A brief opening rally by oil and oil-service stocks quickly unraveled Wednesday, tugged lower by more losses in the broader equities market and feint support from commodities.
Investors initially swooped into the sector to pick up a few bargains in the wake of Tuesday's steep declines. But momentum quickly swung to the negative, sending the Amex Oil Index 0.7% lower to 870.1 points. The index dropped 6.4% on Tuesday.
Crude-oil prices were offering little support. The March futures contract was up 24 cents to $35.17 a barrel on the New York Mercantile Exchange, but that did little to blunt the impact of the previous session's steep 7% decline.

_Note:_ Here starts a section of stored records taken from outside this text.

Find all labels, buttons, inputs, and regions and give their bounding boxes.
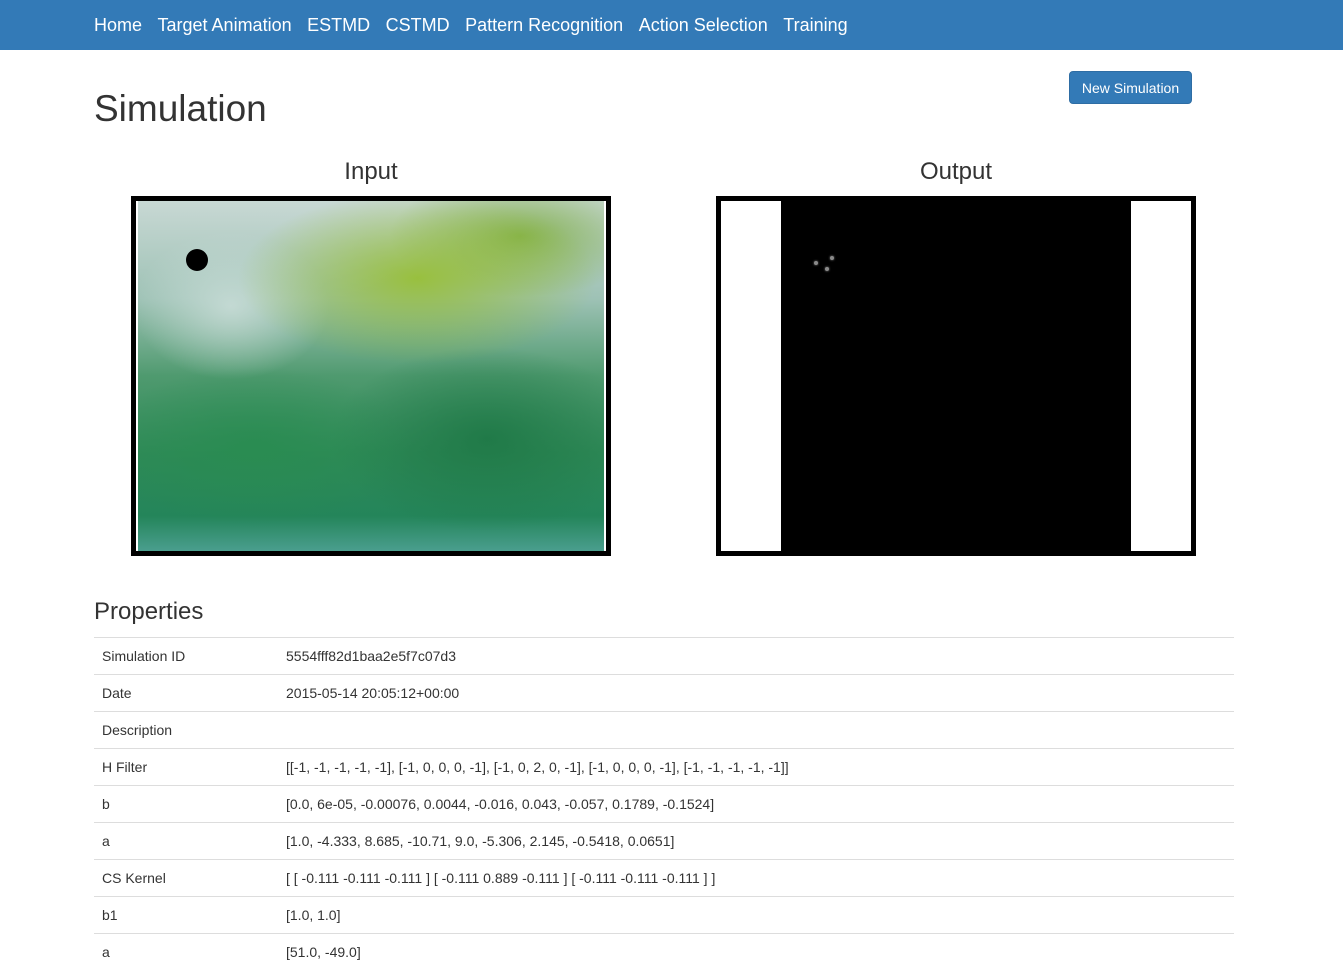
table-row: b [0.0, 6e-05, -0.00076, 0.0044, -0.016,… (94, 786, 1234, 823)
target-dot (186, 249, 208, 271)
nav-link-estmd[interactable]: ESTMD (307, 15, 370, 36)
table-row: Description (94, 712, 1234, 749)
page-title: Simulation (94, 88, 267, 130)
property-value: [1.0, -4.333, 8.685, -10.71, 9.0, -5.306… (278, 823, 1234, 860)
property-key: Date (94, 675, 278, 712)
property-key: b1 (94, 897, 278, 934)
property-value: [ [ -0.111 -0.111 -0.111 ] [ -0.111 0.88… (278, 860, 1234, 897)
output-title: Output (716, 158, 1196, 186)
property-key: b (94, 786, 278, 823)
output-response-dot (830, 256, 834, 260)
property-value: 5554fff82d1baa2e5f7c07d3 (278, 638, 1234, 675)
table-row: b1 [1.0, 1.0] (94, 897, 1234, 934)
nav-link-home[interactable]: Home (94, 15, 142, 36)
input-canvas (131, 196, 611, 556)
table-row: H Filter [[-1, -1, -1, -1, -1], [-1, 0, … (94, 749, 1234, 786)
forest-scene-image (138, 201, 604, 551)
table-row: Date 2015-05-14 20:05:12+00:00 (94, 675, 1234, 712)
nav-link-pattern-recognition[interactable]: Pattern Recognition (465, 15, 623, 36)
property-key: Simulation ID (94, 638, 278, 675)
properties-table: Simulation ID 5554fff82d1baa2e5f7c07d3 D… (94, 637, 1234, 970)
output-canvas (716, 196, 1196, 556)
nav-link-cstmd[interactable]: CSTMD (386, 15, 450, 36)
nav-links: Home Target Animation ESTMD CSTMD Patter… (94, 0, 863, 50)
table-row: CS Kernel [ [ -0.111 -0.111 -0.111 ] [ -… (94, 860, 1234, 897)
nav-link-target-animation[interactable]: Target Animation (158, 15, 292, 36)
table-row: a [1.0, -4.333, 8.685, -10.71, 9.0, -5.3… (94, 823, 1234, 860)
property-key: Description (94, 712, 278, 749)
input-title: Input (131, 158, 611, 186)
top-navbar: Home Target Animation ESTMD CSTMD Patter… (0, 0, 1343, 50)
property-key: a (94, 823, 278, 860)
nav-link-training[interactable]: Training (783, 15, 847, 36)
table-row: Simulation ID 5554fff82d1baa2e5f7c07d3 (94, 638, 1234, 675)
property-value: [1.0, 1.0] (278, 897, 1234, 934)
properties-heading: Properties (94, 598, 203, 626)
property-key: H Filter (94, 749, 278, 786)
new-simulation-button[interactable]: New Simulation (1069, 71, 1192, 104)
nav-link-action-selection[interactable]: Action Selection (639, 15, 768, 36)
property-value: [0.0, 6e-05, -0.00076, 0.0044, -0.016, 0… (278, 786, 1234, 823)
property-value: 2015-05-14 20:05:12+00:00 (278, 675, 1234, 712)
property-value: [[-1, -1, -1, -1, -1], [-1, 0, 0, 0, -1]… (278, 749, 1234, 786)
property-key: CS Kernel (94, 860, 278, 897)
output-image (781, 201, 1131, 551)
output-response-dot (814, 261, 818, 265)
output-response-dot (825, 267, 829, 271)
property-value (278, 712, 1234, 749)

See Futures Movers.
Exxon Mobil was among the few gainers, up 91 cents, or 1.2%, at $72.20 a share. No. 2 Chevron Corp. was ahead 15 cents, or 0.2%, at $66.33.

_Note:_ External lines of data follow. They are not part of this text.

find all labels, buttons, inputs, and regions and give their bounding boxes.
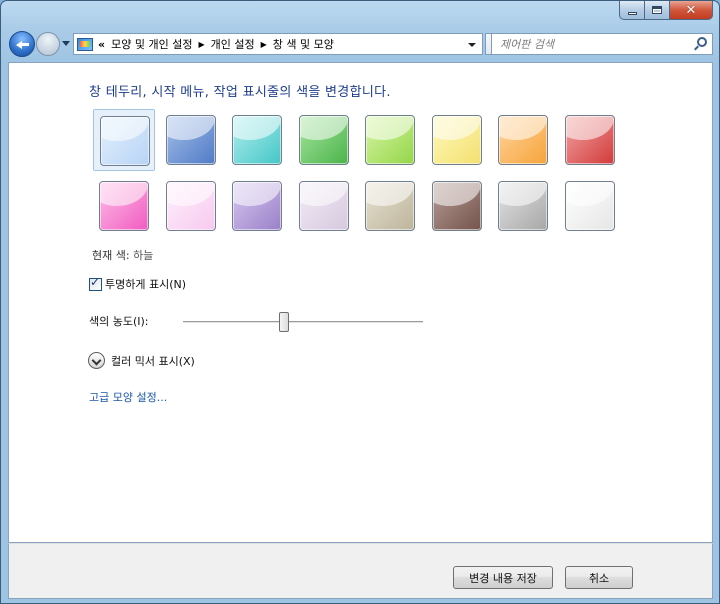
intensity-slider-thumb[interactable] — [278, 312, 289, 332]
color-swatch-fill — [165, 115, 216, 165]
breadcrumb-arrow-icon[interactable]: ▶ — [261, 40, 267, 49]
advanced-appearance-link[interactable]: 고급 모양 설정... — [89, 389, 167, 405]
color-swatch-fill — [298, 115, 349, 165]
color-swatch-sea[interactable] — [226, 109, 288, 171]
color-swatch-fill — [298, 181, 349, 231]
control-panel-icon — [77, 37, 93, 51]
color-swatch-leaf[interactable] — [293, 109, 355, 171]
minimize-button[interactable] — [619, 1, 645, 20]
breadcrumb-appearance[interactable]: 모양 및 개인 설정 — [111, 36, 192, 52]
color-swatch-fill — [431, 181, 482, 231]
intensity-slider-track[interactable] — [183, 321, 423, 324]
color-swatch-taupe[interactable] — [359, 175, 421, 237]
color-swatch-fill — [99, 181, 149, 231]
color-swatch-fill — [232, 115, 282, 165]
color-swatch-fill — [564, 181, 615, 231]
forward-button[interactable] — [36, 32, 60, 56]
caption-buttons: ✕ — [619, 1, 713, 21]
cancel-button[interactable]: 취소 — [565, 566, 633, 589]
current-color-text: 현재 색: 하늘 — [92, 247, 153, 263]
color-swatch-slate[interactable] — [492, 175, 554, 237]
navigation-bar: « 모양 및 개인 설정 ▶ 개인 설정 ▶ 창 색 및 모양 ↻ — [7, 28, 713, 60]
maximize-button[interactable] — [645, 1, 670, 20]
color-swatch-lime[interactable] — [359, 109, 421, 171]
color-swatch-violet[interactable] — [226, 175, 288, 237]
color-mixer-label[interactable]: 컬러 믹서 표시(X) — [111, 353, 195, 369]
address-bar[interactable]: « 모양 및 개인 설정 ▶ 개인 설정 ▶ 창 색 및 모양 — [73, 33, 483, 55]
color-swatch-tangerine[interactable] — [492, 109, 554, 171]
color-swatch-fill — [232, 181, 282, 231]
search-box[interactable] — [491, 33, 713, 55]
maximize-icon — [652, 6, 662, 14]
close-icon: ✕ — [685, 2, 697, 18]
color-swatch-fill — [564, 115, 615, 165]
close-button[interactable]: ✕ — [670, 1, 713, 20]
color-swatch-chocolate[interactable] — [426, 175, 488, 237]
content-pane: 창 테두리, 시작 메뉴, 작업 표시줄의 색을 변경합니다. 현재 색: 하늘… — [8, 62, 713, 543]
page-title: 창 테두리, 시작 메뉴, 작업 표시줄의 색을 변경합니다. — [89, 85, 391, 100]
personalization-window: ✕ « 모양 및 개인 설정 ▶ 개인 설정 ▶ 창 색 및 모양 ↻ 창 테두… — [0, 0, 720, 604]
color-swatch-ruby[interactable] — [559, 109, 621, 171]
current-color-label: 현재 색: — [92, 249, 130, 262]
minimize-icon — [627, 11, 637, 15]
save-changes-button[interactable]: 변경 내용 저장 — [453, 566, 553, 589]
color-swatch-blush[interactable] — [160, 175, 222, 237]
color-swatch-fill — [100, 116, 150, 166]
button-bar: 변경 내용 저장 취소 — [8, 543, 713, 599]
back-button[interactable] — [9, 31, 35, 57]
address-dropdown-icon[interactable] — [468, 43, 476, 47]
search-icon[interactable] — [697, 37, 707, 47]
color-swatch-fill — [365, 115, 415, 165]
breadcrumb-window-color[interactable]: 창 색 및 모양 — [273, 36, 334, 52]
current-color-value: 하늘 — [133, 249, 154, 262]
color-swatch-lemon[interactable] — [426, 109, 488, 171]
color-swatch-lavender[interactable] — [293, 175, 355, 237]
intensity-label: 색의 농도(I): — [89, 315, 149, 328]
color-swatch-sky[interactable] — [93, 109, 155, 171]
color-swatch-fill — [498, 115, 548, 165]
color-swatch-fill — [365, 181, 415, 231]
color-swatch-frost[interactable] — [559, 175, 621, 237]
color-swatch-fuchsia[interactable] — [93, 175, 155, 237]
color-swatch-fill — [165, 181, 216, 231]
recent-pages-dropdown[interactable] — [62, 41, 70, 46]
transparency-option[interactable]: 투명하게 표시(N) — [89, 275, 186, 292]
transparency-label[interactable]: 투명하게 표시(N) — [105, 276, 186, 292]
color-mixer-toggle[interactable]: 컬러 믹서 표시(X) — [88, 352, 195, 369]
search-input[interactable] — [500, 37, 680, 51]
breadcrumb-personalization[interactable]: 개인 설정 — [211, 36, 255, 52]
transparency-checkbox[interactable] — [89, 275, 102, 291]
color-swatch-fill — [431, 115, 482, 165]
breadcrumb-arrow-icon[interactable]: ▶ — [198, 40, 204, 49]
breadcrumb-overflow[interactable]: « — [98, 38, 105, 51]
color-swatch-fill — [498, 181, 548, 231]
expand-chevron-icon[interactable] — [88, 352, 105, 369]
color-swatch-twilight[interactable] — [160, 109, 222, 171]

Valero Energy Corp. , the nation's biggest independent refiner, was lagging the group, down 2.8% at $21.48 a share. The company is reportedly struggling with an unscheduled outage at the coker unit at its Delaware City refinery. But, like all refiners, Valero is also struggling with declining energy demand and swelling inventories as the economy grinds ever slower.
The Philadelphia Oil Services Index was also slightly lower, down 0.2% at 119.2 points, with eight of its 15 components declining.

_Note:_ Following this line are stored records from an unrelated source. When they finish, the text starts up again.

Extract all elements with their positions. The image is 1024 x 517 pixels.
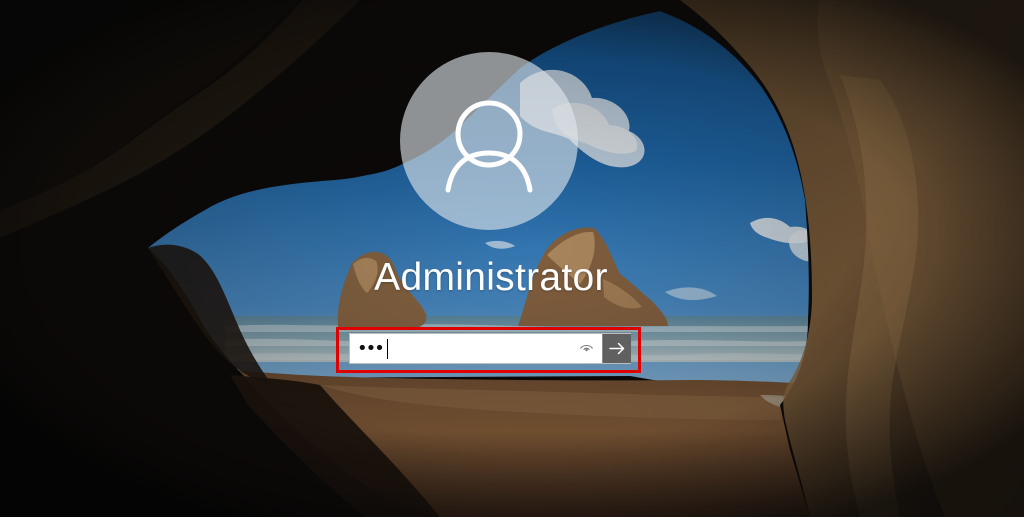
password-input-container[interactable]: ••• bbox=[349, 333, 631, 364]
user-silhouette-icon bbox=[445, 100, 533, 193]
arrow-right-icon bbox=[609, 342, 625, 355]
account-name: Administrator bbox=[374, 256, 608, 299]
submit-button[interactable] bbox=[602, 334, 631, 363]
text-caret bbox=[387, 339, 388, 359]
password-field[interactable]: ••• bbox=[357, 336, 577, 361]
user-avatar bbox=[400, 52, 578, 230]
windows-login-screen: Administrator ••• bbox=[0, 0, 1024, 517]
eye-icon[interactable] bbox=[579, 342, 594, 355]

The Amex Natural Gas Index was the sector laggard, down 2.6% at 351.6 points. Ultra Petroleum Corp. was leading percentage decliners in the group, down 9.4% at $33.55 a share.
Chesapeake Energy , the nation's biggest natural gas producer, was off 5.2% at $16.23 a share. The company reported after Tuesday's closing bell a fourth-quarter loss of $866 million, or $1.51 a share. Adjusted earnings showed per-share earnings of 73 cents, 2 cents shy of the 75 cents Wall Street had been looking for.